Ce fut le 30 mars, aux Champs-Elysées, dans le pourtour d’un café très fréquenté, que cette exhibition eut lieu; les spectateurs auditeurs y accoururent par centaines, et les journaux en rendirent compte comme ils auraient fait d’une séance officielle. Le général Mathieu Dumas donna le signal et s’en tira à la satisfaction de ce public improvisé ; et, tout inquiet qu’il en pût être, le ministère n’y mit aucun obstacle.

En même temps, les propositions les plus diverses pleuvaient sur la chambre ; la droite et le centre droit rivalisaient d’empressement patriotique avec la gauche.

Sur la demande de M. Bacot de Roman, la chambre, à l’unanimité, faisait tomber toutes les entraves apportées, dans la session dernière, à la liberté de la discussion. M. Petou attaquait, à grands cris, la violation du secret des lettres, et ce fameux cabinet noir que le ministère se voyait forcé de livrer à son mauvais sort, en déclarant un peu jésuitiquement qu’il n’existait pas. Du plus profond de la pure droite, M. de Conny, — l’un des aboyeurs de cette meute qui continuait, au dire de Benjamin Constant, à chasser le lièvre sur les bancs de la chambre, — M. de Conny exhumait, pour la cinq ou sixième fois peut-être, une proposition passée, depuis longues années, en force de lieu-commun dans les pays libres, proposition originairement introduite par M. de Villèle lui-même, au temps où, comme chef de l’opposition, il faisait flèche de tout bois, mais depuis jetée au feu par lui, avec le reste de sa défroque. Il s’agissait de soumettre à la réélection tout député promu, durant le cours de la législature, à quelque fonction rétribuée ; j’y reviendrai tout à l’heure.

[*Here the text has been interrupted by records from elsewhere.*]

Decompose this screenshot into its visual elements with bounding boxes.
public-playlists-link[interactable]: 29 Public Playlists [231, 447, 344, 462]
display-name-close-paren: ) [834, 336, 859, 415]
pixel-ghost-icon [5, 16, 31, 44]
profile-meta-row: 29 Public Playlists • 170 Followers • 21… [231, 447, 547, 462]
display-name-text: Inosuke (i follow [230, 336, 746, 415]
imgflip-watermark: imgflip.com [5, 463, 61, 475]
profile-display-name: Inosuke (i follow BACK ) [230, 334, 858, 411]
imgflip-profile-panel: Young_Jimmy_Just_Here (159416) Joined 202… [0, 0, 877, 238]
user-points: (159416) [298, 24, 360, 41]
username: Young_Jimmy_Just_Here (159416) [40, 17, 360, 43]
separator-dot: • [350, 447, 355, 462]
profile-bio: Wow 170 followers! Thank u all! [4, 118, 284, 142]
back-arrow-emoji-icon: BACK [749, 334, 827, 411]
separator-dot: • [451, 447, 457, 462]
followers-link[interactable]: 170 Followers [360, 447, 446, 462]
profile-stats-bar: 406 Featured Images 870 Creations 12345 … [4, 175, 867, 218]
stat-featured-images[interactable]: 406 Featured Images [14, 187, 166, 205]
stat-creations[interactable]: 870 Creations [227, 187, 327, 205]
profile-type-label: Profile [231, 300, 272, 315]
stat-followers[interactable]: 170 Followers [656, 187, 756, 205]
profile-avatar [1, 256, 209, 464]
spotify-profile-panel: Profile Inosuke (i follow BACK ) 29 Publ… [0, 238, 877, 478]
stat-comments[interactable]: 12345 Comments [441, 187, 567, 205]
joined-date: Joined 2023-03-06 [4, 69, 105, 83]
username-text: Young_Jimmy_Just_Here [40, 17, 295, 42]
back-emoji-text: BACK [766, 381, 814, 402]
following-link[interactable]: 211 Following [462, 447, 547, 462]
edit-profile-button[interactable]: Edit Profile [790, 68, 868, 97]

Ce ne fut qu’au bout de quelques jours de cette mêlée que les esprits parvinrent à se rasseoir un peu, et que le courant des affaires reprit le dessus.

Vint en première ligne la loi sur la révision annuelle des listes électorales. Les manœuvres et les fraudes du ministère déchu, en fait d’élections, étaient contre lui sinon le plus gros des griefs, du moins le plus récent et le plus bruyant ; il était impossible de n’y pas mettre ordre. Le nouveau ministère s’exécuta de bonne grâce. La loi qu’il présenta le 25 mars était, sinon parfaite, du moins à bonne et sincère intention. Les amendemens que nous y suggérâmes, — je dis nous parce que, même à sa traversée dans la chambre des députés, j’y fus bien pour quelque chose, — ces amendemens, dis-je, furent hardis, efficaces et décisifs. Le ministère en fit son affaire à ses risques et périls, pour le présent et pour l’avenir : pour le présent, car peu s’en fallut que la loi ne fût compromise, dans notre chambre, timide de nature, et lardée de nouveaux-venus; pour l’avenir, car, en cas de dissolution, c’était brûler ses vaisseaux. M. de Martignac fit merveilles; tout le parti libéral, centre gauche et gauche, donna comme un seul homme, le centre droit se divisa dans les deux chambres, et dans la nôtre en particulier, nous dûmes, mes amis et moi, livrer bataille à fond.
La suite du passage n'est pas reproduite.